Others are suggesting anything from using several forks to tenderize AFTER using a commercial store bought one shaken on. I guess the whole idea is to break down the fibers.
This is nuts, but my Grandmother used to use the edge of a can of peas, carrots, whatever, and whack it across the meat after sprinkling it with Adolph's meat tenderizer, and HER cheap cuts of meat always came out good.
'Course, not every cook is or was a down home southern Indiana lady who was a master in her kitchen.
:wub:
 

Keltin

New member
Gold Site Supporter
Stew it....braise it. Yes, that is a way to do tough cuts. But not the only way. Anyone that says so is limiting their palate and canvas. Salt isn't the only spice, and naturally we are open to more.
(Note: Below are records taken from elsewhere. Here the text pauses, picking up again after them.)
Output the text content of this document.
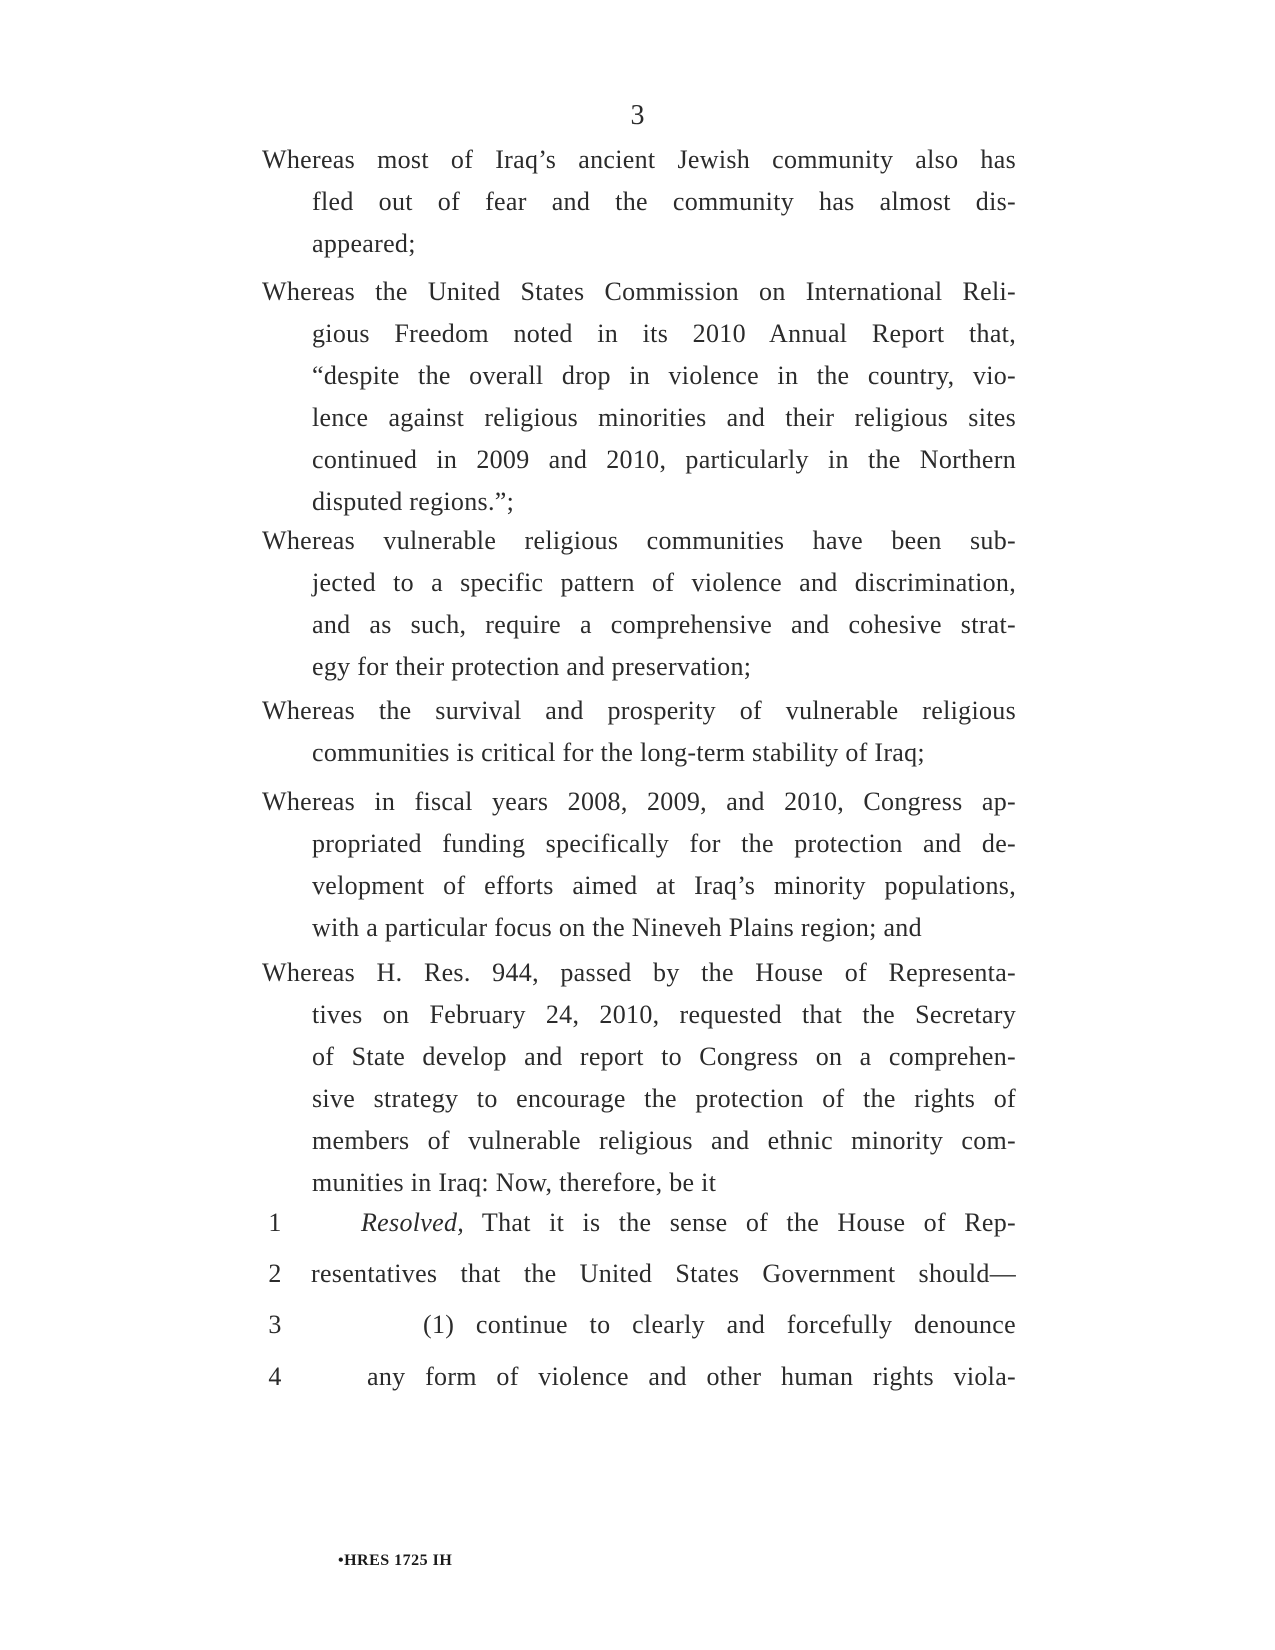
3
Whereas most of Iraq’s ancient Jewish community also has
fled out of fear and the community has almost dis-
appeared;
Whereas the United States Commission on International Reli-
gious Freedom noted in its 2010 Annual Report that,
“despite the overall drop in violence in the country, vio-
lence against religious minorities and their religious sites
continued in 2009 and 2010, particularly in the Northern
disputed regions.”;
Whereas vulnerable religious communities have been sub-
jected to a specific pattern of violence and discrimination,
and as such, require a comprehensive and cohesive strat-
egy for their protection and preservation;
Whereas the survival and prosperity of vulnerable religious
communities is critical for the long-term stability of Iraq;
Whereas in fiscal years 2008, 2009, and 2010, Congress ap-
propriated funding specifically for the protection and de-
velopment of efforts aimed at Iraq’s minority populations,
with a particular focus on the Nineveh Plains region; and
Whereas H. Res. 944, passed by the House of Representa-
tives on February 24, 2010, requested that the Secretary
of State develop and report to Congress on a comprehen-
sive strategy to encourage the protection of the rights of
members of vulnerable religious and ethnic minority com-
munities in Iraq: Now, therefore, be it
1	Resolved, That it is the sense of the House of Rep-
2 resentatives that the United States Government should—
3	(1) continue to clearly and forcefully denounce
4	any form of violence and other human rights viola-
•HRES 1725 IH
Everyone should be open to other ways of cooking tough cuts to tender goodness.

Braising is good. Low and slow is good (smoker or oven). Tenderizing marinades are good. Beating your meat to make it tender is good. A combination of techniques is good.

There's a big difference between Beef Stew and Beef Cube Steaks or Country Fried Steak!
 

Sass Muffin

Coffee Queen ☕
Gold Site Supporter
Stew it....braise it. Yes, that is a way to do tough cuts. But not the only way. Anyone that says so is limiting their palate and canvas. Salt isn't the only spice, and naturally we are open to more.

Everyone should be open to other ways of cooking tough cuts to tender goodness.

Braising is good. Low and slow is good (smoker or oven). Tenderizing marinades are good. Beating your meat to make it tender is good. A combination of techniques is good.

There's a big difference between Beef Stew and Beef Cube Steaks or Country Fried Steak!

Thanks Keltin, for the ammo :yum::thumb:
 

MexicoKaren

Joyfully Retired
Super Site Supporter
When we get a hankering for chicken fried steak, I have to dig out my hammer with the meat tenderizer thingy on it...can't buy "cube" steaks here. Works great to break down the connective tissue. Chowdah, that's a good article on marinades. I have an old recipe for pork cooked in milk - I haven't made it for a long time, but it does turn out incredibly tender. May have to take another look at it.
 

High Cheese

Saucier
+1 on low and slow. Reverse sear or cut against the grain. Sometimes we get chuck steaks which are 1/2 the price of strip steaks with more flavor. There's some gristle that you have to cut around though.